Edward probably met Mary Elizabeth Smith while she was visiting her married sister, Winifred Smith Buxton, in Bisbee.  Mary had been born in Phoenix on July 9, 1883.  She was the daughter of John Y. T. Smith and his wife Ellen “Nellie” Shaver.  Smith owned a flour mill in Phoenix.  Mary herself had graduated from Pomona College in California in 1905.   The engagement of Mary Smith to Edward Rouzer was announced in January, 1906.

Friends and relatives traveled to Los Angeles to see the happy couple united in marriage by Rev. John Fry on April 11, 1906.  The Rouzers planned to honeymoon in San Francisco before returning to Bisbee in May.  They checked into an upstairs room with a view of the ocean at the Del Monte Hotel in Monterey, California, on April 17th.

In the predawn hours of April 18th, an earthquake of 7.9 magnitude struck the west coast of California.  A chimney on the Del Monte Hotel toppled onto the room where the Rouzers were sleeping; they were crushed instantly under tons of bricks.  No one else in the hotel was injured. 
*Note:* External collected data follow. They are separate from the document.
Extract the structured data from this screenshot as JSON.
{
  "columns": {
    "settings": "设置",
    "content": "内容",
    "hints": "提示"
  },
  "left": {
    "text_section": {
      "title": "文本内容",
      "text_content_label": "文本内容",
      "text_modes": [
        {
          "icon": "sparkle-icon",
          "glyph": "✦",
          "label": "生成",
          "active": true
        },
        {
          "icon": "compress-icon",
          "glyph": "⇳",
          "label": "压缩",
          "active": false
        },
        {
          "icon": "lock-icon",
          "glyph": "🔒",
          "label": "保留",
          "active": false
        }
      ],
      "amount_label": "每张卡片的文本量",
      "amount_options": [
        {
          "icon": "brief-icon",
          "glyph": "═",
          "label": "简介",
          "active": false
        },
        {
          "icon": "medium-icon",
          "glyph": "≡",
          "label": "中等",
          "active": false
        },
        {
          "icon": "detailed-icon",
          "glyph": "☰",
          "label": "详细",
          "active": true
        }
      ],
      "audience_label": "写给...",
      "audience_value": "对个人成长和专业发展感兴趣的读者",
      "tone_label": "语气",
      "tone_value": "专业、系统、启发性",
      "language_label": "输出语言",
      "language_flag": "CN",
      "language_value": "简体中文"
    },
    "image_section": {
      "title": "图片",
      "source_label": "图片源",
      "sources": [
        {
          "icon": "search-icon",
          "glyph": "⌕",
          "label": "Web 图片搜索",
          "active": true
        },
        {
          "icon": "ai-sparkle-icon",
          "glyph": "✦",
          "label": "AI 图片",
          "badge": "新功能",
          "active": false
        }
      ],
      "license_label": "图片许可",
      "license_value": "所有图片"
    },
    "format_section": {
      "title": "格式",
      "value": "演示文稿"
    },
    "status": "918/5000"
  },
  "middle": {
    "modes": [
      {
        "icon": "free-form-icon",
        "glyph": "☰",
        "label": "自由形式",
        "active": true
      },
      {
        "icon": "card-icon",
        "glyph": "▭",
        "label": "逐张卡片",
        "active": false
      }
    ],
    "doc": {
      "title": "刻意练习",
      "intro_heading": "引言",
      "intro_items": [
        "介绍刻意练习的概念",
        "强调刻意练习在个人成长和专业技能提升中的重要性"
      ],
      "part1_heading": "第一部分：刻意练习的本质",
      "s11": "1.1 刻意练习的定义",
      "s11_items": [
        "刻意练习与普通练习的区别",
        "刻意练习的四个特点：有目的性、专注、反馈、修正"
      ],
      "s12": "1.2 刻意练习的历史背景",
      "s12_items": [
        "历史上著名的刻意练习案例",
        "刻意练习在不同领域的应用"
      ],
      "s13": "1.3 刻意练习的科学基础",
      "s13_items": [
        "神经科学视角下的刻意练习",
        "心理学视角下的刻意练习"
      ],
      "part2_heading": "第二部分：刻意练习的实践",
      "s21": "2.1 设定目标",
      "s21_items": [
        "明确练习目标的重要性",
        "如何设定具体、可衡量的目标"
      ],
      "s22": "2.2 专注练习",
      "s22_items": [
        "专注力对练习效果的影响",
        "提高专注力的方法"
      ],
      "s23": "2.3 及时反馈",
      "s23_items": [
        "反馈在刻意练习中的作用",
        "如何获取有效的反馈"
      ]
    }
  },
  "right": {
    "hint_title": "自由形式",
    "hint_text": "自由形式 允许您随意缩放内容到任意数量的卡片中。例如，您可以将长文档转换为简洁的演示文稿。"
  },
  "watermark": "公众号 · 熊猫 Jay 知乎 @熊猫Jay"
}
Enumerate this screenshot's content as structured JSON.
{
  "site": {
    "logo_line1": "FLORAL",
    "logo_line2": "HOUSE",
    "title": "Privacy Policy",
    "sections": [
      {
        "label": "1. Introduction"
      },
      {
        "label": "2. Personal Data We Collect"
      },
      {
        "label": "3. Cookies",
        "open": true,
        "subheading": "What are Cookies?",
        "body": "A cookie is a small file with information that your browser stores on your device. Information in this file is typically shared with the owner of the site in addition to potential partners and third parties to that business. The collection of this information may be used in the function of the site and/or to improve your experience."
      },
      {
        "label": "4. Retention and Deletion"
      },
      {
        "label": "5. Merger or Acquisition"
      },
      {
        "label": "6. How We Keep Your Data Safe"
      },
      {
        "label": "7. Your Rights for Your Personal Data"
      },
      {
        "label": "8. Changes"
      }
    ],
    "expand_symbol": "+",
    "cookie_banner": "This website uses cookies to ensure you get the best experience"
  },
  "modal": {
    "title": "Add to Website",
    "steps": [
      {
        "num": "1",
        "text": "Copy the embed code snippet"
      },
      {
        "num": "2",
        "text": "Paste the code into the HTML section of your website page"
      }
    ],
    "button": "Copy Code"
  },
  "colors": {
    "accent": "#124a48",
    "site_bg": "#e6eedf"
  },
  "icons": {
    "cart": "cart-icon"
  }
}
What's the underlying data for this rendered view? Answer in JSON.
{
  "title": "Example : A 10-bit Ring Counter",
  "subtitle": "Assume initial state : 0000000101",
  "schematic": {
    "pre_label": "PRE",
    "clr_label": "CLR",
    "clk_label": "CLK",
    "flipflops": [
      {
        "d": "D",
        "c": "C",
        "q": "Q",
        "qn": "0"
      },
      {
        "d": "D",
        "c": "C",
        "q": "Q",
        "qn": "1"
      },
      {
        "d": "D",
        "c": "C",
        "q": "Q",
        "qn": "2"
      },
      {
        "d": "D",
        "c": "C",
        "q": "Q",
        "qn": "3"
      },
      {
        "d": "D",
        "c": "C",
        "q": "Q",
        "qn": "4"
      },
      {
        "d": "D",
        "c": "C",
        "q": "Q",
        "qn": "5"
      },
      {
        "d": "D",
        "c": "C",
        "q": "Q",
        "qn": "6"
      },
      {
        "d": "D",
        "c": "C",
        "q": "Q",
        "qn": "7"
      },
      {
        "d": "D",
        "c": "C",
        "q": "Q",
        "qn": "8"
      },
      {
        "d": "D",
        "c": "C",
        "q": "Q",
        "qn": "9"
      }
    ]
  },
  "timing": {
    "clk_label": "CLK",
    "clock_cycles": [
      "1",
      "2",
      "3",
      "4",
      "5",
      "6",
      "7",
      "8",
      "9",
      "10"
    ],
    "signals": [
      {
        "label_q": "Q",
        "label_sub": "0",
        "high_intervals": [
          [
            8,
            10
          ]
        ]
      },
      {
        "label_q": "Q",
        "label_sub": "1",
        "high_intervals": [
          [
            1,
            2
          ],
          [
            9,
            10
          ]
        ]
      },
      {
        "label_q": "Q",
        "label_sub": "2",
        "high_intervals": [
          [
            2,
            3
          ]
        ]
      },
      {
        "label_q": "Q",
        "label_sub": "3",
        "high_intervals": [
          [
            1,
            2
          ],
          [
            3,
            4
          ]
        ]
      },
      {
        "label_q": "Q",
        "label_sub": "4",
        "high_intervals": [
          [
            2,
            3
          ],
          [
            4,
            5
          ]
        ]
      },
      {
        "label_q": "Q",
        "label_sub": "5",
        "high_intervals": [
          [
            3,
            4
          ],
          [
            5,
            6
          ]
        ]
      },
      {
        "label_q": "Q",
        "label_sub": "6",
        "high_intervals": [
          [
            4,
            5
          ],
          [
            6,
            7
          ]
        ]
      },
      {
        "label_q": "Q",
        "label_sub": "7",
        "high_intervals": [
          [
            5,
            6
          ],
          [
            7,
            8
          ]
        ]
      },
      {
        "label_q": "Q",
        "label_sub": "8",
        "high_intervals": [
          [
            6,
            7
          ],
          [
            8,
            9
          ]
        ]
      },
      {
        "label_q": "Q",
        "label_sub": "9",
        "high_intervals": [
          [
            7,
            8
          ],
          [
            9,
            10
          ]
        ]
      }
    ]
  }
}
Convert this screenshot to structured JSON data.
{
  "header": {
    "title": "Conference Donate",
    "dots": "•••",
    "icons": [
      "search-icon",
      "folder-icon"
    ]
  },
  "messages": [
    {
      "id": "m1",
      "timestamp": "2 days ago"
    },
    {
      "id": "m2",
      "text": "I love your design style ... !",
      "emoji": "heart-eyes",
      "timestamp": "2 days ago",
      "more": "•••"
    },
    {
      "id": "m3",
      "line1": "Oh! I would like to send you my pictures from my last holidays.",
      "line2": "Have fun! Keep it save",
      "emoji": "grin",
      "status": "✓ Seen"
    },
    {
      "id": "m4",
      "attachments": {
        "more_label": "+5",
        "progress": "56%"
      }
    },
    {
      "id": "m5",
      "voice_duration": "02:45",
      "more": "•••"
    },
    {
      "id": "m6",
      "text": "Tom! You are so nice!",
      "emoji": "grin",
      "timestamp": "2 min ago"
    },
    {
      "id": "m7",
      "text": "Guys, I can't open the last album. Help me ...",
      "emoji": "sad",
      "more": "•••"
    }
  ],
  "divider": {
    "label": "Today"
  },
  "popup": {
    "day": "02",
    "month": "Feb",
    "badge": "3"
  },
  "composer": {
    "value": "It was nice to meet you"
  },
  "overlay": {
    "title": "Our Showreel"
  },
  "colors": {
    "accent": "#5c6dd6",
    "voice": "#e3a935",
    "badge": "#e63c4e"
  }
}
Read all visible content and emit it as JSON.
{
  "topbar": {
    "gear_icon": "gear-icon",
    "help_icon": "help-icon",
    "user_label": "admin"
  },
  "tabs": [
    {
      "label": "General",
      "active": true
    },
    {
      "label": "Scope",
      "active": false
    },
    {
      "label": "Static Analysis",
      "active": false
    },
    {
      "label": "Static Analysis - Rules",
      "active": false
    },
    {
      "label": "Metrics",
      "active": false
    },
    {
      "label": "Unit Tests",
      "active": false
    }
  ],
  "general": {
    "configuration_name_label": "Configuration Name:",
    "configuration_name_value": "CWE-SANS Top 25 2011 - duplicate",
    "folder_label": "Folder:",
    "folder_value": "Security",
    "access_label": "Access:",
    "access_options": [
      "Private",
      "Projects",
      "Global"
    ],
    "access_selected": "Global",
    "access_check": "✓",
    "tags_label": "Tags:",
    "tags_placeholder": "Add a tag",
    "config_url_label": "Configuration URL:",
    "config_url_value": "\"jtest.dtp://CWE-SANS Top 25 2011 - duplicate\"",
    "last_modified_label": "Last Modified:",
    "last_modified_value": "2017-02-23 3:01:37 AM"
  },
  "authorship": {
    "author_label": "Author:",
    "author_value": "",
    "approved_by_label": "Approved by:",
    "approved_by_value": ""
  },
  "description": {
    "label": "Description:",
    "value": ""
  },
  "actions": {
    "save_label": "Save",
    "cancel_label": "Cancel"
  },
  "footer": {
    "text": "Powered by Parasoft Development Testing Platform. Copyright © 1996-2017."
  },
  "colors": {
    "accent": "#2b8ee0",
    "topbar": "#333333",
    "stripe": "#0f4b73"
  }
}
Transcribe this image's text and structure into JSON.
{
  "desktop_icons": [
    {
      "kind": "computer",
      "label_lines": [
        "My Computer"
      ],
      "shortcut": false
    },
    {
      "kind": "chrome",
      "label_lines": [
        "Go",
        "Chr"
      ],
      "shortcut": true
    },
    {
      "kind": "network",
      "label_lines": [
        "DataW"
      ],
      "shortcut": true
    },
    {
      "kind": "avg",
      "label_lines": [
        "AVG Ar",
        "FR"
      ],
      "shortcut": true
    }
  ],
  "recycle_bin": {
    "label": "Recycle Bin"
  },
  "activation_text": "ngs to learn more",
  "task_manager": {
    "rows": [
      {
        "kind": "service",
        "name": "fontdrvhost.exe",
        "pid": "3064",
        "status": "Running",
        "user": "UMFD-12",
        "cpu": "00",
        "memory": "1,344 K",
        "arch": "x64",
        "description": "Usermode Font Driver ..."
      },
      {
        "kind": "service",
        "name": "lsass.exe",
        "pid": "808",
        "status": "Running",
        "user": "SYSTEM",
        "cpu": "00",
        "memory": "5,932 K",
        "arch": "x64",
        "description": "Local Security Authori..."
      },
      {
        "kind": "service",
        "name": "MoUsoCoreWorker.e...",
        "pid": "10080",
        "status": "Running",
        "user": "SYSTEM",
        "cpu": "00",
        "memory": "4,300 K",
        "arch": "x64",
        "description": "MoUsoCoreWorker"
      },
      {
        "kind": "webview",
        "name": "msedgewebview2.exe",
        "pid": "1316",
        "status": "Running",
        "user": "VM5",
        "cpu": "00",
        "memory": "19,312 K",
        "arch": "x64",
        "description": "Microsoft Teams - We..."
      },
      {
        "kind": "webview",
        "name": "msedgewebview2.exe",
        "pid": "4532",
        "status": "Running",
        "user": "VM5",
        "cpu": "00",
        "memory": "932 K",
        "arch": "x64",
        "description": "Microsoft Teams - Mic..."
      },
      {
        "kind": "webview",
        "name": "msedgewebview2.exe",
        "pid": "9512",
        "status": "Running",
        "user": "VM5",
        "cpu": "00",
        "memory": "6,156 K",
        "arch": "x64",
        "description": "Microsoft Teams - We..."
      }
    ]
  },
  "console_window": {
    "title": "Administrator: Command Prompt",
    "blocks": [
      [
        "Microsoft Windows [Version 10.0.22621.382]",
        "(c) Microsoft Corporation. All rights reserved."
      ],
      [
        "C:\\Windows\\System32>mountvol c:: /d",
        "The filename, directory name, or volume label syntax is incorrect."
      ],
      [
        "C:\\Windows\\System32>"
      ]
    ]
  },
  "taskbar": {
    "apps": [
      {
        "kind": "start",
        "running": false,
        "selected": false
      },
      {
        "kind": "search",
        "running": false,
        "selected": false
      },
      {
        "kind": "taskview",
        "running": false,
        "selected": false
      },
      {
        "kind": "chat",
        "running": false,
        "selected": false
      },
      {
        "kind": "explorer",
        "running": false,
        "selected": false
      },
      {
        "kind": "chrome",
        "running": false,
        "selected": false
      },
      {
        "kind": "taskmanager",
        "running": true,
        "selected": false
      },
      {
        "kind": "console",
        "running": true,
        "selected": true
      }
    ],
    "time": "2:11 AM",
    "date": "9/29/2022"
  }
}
Owing to the general confusion following the earthquake, it was a day or so before the Rouzers’ families were notified of their demise.  The bodies were returned to Phoenix by train and held at the Easterling & Whitney funeral home until the Rouzers could arrive from Indianapolis and Mary’s mother and brother-in-law from Los Angeles, where they had gone to attend the wedding only a week earlier.  Rev. John Fry, the same minister who had officiated at the nuptials, conducted the funeral service on April 25th, and Edward and Mary were buried together in Rosedale Cemetery.  Friends of Edward Rouzer, who had pooled their funds to buy the Rouzers a wedding present, used the money for flowers instead.

In 1914, the Rouzers’ remains were moved to Greenwood, where Mary’s mother, Mrs. Nellie Smith, had purchased a family plot.